De son côté, Pantone prend une direction sociale avec le choix d’annoncer non pas une, mais deux couleurs de l’année. Un rose et un bleu pâle font donc leur arrivée côte à côte. «Cette approche coïncide avec les mouvements sociaux vers l’égalité et la fluidité des sexes, l’augmentation du confort du consommateur en utilisant la couleur comme une forme d’expression, une génération qui est moins préoccupée d’être cataloguée ou jugée et un échange d’information numérique qui a ouvert les yeux sur différentes approches de l’utilisation des couleurs.»
             

8 – LES ANNÉES 80 CONTRE-ATTAQUENT!

Autre courant populaire qui fait un retour en force : les années 80. La mode y est plongée depuis quelques années : les skinny jeans et les mom’s jeans à taille haute en sont quelques exemples. Même la populaire série télé Gotham, qui joue avec le côté intemporel des styles empruntés à toutes les époques, coiffe ses actrices avec des têtes immenses tout droit sorties d’une époque où la couche d’ozone n’était pas mise en danger par les CFC que l’on retrouvait dans les hair spray. Adidas, Reebok et les autres grands joueurs de la mode sont en tête du peloton avec des couleurs et des styles rappelant cette époque.
Avec ce courant, les violets, verts turquoise, rouges rosés et jaunes très vifs sont à l’honneur. Les textures non symétriques reviennent au goût du jour.

9 – MICRO-INTERACTIONS

Déjà annoncé dans mes tendances de l’an passé, je reviens à la charge cette année avec cet item important.
Les micro-interactions se produisent tout autour de nous. On les fait sans y penser deux fois. Il est probable que vous avez débuté votre journée avec une micro-interaction. En désactivant l’alarme sur votre téléphone mobile, vous vous êtes engagé avec une interface utilisateur en un seul instant. Aimer une photo de chaton sur votre Facebook en est un autre exemple.
Les micro-interactions servent surtout à :
  • Communiquer un statut ou fournir une rétroaction (feedback)
  • Voir le résultat d’une action
  • Aider l’utilisateur à manipuler quelque chose
Les micro-interactions sont une partie importante de presque tous les projets web. Vous aurez du mal à concevoir un site web ou une application mobile qui ne comporte pas un élément avec lequel l’utilisateur doit interagir. Chacune de ces interactions doit mener à un résultat centré non seulement utilisateur, mais fait de façon humaine et naturelle. C’est lorsque l’on place l’utilisabilité au cœur de nos préoccupations qu’un outil est adopté facilement par la masse.

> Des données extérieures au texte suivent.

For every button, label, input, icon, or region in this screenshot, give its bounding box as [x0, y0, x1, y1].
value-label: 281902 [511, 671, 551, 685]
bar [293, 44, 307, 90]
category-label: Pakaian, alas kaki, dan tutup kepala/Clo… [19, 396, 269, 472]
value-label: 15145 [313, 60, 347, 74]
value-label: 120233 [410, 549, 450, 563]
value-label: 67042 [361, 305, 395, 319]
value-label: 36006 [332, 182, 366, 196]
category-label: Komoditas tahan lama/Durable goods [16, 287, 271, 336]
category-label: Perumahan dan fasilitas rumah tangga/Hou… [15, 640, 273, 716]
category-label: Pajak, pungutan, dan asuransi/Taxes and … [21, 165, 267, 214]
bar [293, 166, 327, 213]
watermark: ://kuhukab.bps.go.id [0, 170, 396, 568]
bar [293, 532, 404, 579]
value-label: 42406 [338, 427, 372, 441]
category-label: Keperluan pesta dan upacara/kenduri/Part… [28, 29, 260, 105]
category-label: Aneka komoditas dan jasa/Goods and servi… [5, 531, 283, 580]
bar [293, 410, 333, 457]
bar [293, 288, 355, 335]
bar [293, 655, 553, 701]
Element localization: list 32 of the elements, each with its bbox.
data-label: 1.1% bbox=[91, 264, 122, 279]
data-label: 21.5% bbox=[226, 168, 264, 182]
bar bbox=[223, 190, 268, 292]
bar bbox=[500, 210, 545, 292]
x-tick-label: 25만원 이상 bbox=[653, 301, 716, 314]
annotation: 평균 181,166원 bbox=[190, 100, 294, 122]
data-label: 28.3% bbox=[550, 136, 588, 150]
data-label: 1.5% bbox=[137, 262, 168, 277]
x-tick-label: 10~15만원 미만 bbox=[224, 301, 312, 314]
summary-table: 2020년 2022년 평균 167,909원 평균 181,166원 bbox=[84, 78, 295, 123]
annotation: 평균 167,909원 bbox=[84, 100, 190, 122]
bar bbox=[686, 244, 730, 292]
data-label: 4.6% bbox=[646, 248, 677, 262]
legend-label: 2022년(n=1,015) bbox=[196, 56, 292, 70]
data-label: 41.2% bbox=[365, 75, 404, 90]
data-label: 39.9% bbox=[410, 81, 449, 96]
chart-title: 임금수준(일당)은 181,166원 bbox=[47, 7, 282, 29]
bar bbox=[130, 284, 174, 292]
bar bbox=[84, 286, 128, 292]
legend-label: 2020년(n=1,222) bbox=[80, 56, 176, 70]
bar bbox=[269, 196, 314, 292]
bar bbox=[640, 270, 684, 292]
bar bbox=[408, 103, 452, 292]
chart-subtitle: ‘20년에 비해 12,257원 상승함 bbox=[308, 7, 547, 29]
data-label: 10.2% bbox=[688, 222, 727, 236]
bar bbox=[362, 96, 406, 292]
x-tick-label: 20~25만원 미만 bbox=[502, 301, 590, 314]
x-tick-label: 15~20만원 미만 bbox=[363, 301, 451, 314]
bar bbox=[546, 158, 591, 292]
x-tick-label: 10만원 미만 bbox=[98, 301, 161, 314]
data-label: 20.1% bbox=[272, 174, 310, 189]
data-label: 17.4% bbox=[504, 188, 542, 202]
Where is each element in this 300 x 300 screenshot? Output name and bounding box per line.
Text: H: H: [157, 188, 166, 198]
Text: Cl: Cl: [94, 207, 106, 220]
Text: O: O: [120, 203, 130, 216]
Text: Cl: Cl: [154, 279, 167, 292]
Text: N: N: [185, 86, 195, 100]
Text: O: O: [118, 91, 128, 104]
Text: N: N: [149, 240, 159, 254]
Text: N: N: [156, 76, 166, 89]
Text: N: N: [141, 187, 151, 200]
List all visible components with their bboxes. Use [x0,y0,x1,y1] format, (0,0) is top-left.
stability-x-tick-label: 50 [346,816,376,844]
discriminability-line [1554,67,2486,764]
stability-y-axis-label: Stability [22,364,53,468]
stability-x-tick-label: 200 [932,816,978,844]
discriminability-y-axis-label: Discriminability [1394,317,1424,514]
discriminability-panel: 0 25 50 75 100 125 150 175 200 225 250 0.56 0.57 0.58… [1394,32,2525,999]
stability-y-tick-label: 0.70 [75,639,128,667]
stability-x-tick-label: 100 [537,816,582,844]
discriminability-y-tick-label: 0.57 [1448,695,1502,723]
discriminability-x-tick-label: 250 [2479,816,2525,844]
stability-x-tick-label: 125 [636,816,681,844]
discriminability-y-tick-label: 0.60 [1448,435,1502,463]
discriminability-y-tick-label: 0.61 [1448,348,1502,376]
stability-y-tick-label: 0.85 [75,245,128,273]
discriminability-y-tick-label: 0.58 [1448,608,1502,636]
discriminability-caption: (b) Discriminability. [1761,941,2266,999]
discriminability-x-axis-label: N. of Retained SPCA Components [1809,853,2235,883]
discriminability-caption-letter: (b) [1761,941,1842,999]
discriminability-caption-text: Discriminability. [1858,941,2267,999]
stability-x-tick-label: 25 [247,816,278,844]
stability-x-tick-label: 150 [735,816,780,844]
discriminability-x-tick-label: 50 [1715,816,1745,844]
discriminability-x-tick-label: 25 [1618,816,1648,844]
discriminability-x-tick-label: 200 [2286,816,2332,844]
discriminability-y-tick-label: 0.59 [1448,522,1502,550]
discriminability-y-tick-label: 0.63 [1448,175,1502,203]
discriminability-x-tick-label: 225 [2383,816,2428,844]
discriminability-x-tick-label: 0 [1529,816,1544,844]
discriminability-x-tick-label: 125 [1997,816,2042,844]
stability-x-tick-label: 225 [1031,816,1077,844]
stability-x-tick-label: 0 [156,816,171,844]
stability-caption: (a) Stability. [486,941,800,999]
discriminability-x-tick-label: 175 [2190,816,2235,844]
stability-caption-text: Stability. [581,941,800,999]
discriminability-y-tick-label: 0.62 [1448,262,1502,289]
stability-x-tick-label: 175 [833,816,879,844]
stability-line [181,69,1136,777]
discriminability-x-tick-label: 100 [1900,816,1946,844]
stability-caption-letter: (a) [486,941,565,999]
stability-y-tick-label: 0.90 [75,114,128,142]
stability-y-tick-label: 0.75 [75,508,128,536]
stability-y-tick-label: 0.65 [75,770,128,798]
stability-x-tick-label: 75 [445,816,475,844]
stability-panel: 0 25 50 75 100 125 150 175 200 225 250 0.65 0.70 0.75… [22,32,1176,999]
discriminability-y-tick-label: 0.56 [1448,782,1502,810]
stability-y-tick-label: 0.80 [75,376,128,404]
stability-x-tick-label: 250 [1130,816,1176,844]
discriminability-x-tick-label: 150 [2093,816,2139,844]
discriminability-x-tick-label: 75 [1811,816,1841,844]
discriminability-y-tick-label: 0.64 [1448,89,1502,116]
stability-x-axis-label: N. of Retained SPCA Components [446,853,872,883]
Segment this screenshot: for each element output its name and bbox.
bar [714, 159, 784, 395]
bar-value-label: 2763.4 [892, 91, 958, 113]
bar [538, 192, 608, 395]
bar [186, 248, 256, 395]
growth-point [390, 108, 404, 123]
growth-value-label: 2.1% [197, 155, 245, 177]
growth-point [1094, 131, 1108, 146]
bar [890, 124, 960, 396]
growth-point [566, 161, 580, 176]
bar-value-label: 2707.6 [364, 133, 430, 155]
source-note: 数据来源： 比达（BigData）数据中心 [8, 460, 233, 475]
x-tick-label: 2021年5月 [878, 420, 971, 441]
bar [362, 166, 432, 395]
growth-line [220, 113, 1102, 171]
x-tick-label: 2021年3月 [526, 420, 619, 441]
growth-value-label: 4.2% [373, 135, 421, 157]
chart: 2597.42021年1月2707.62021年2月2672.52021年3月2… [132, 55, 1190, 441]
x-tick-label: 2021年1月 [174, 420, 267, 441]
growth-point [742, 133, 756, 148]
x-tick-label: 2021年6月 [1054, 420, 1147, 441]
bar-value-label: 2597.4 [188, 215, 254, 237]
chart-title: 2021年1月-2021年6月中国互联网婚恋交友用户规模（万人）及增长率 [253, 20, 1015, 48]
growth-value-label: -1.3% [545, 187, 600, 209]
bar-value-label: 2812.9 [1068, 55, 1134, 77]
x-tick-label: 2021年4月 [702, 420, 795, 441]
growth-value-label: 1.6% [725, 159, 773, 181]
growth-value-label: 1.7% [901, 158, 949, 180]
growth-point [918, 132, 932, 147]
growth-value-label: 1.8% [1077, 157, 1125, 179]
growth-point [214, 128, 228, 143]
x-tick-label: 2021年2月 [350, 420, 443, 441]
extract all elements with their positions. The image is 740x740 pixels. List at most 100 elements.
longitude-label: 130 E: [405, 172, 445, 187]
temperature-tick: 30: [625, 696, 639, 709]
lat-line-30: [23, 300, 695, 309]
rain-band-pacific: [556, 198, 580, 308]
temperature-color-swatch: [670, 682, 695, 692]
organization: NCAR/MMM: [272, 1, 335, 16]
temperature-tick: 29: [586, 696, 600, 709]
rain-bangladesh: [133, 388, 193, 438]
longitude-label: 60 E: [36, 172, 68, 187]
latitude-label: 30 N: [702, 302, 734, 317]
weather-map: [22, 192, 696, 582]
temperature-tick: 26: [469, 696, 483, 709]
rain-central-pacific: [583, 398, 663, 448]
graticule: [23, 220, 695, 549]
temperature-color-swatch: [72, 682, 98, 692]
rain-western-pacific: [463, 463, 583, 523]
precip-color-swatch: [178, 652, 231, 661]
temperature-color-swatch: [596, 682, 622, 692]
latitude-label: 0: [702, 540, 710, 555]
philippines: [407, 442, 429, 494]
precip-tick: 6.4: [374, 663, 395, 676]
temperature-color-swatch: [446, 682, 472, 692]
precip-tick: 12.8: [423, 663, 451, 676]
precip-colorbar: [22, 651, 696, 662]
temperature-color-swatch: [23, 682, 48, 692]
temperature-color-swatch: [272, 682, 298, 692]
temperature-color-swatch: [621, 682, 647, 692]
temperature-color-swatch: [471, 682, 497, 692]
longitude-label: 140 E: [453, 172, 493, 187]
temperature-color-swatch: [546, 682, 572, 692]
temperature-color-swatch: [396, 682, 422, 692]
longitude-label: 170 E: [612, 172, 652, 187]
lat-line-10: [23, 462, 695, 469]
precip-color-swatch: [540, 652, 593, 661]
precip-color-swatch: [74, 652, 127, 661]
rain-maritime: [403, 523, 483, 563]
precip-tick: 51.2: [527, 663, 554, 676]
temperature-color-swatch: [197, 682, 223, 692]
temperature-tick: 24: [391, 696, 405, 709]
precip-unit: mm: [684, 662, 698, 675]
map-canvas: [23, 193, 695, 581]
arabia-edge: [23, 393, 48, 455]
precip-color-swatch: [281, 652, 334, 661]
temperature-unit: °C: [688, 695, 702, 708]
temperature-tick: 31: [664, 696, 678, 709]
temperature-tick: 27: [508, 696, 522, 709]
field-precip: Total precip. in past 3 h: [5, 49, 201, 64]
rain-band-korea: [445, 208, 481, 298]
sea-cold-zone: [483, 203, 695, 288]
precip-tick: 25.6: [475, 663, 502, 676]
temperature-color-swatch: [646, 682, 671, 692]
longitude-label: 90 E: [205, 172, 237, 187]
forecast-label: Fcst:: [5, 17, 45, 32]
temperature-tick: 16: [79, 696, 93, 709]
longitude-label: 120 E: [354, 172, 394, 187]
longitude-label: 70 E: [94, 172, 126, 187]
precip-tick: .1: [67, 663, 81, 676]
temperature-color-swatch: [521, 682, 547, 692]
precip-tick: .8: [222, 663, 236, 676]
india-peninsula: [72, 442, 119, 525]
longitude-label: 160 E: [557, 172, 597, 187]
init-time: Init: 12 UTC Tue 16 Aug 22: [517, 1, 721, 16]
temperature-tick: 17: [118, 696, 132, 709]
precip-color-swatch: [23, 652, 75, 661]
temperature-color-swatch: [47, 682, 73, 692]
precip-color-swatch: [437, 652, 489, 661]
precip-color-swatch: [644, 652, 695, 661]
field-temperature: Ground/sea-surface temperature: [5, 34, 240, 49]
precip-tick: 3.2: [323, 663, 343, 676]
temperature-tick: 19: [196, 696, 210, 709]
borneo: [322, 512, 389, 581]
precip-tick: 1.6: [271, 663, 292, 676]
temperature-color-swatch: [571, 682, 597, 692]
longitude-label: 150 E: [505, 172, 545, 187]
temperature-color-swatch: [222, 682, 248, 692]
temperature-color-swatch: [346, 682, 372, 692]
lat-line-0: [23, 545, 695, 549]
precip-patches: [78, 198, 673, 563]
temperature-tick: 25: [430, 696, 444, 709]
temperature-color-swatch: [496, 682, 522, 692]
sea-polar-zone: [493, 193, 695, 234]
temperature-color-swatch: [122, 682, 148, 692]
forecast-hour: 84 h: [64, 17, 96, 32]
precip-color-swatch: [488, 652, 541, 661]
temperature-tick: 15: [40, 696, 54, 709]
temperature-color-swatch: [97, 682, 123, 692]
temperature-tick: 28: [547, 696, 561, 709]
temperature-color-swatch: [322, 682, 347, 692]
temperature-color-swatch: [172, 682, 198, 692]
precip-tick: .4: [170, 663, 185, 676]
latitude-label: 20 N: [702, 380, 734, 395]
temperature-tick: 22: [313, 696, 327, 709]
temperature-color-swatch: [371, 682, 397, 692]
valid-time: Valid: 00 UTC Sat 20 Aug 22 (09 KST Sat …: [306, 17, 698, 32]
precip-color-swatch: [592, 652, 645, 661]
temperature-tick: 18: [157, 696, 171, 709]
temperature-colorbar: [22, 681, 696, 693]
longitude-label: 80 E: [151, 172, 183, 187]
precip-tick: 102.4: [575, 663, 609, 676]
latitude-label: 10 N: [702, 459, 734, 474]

10 – ACCESSIBILITÉ DES DONNÉES ET PRISE DE DÉCISION DESIGN

Le design a maintenant sa place au conseil et pour se faire, il se doit de parler le langage des affaires : les mesures, le taux de rebond, d’ouvertures ou de clics, le taux de conversion, les canaux, les analyses, etc. L’ergonome et le designer doivent désormais avoir accès à ces données pour pouvoir faire leur travail correctement. La définition même du design est ce croisement entre l’harmonie visuelle et l’efficacité de fonctionnement. Il ne suffit donc plus qu’un site soit beau, mais il doit répondre à des demandes précises d’utilisabilité afin de maximiser son rendement.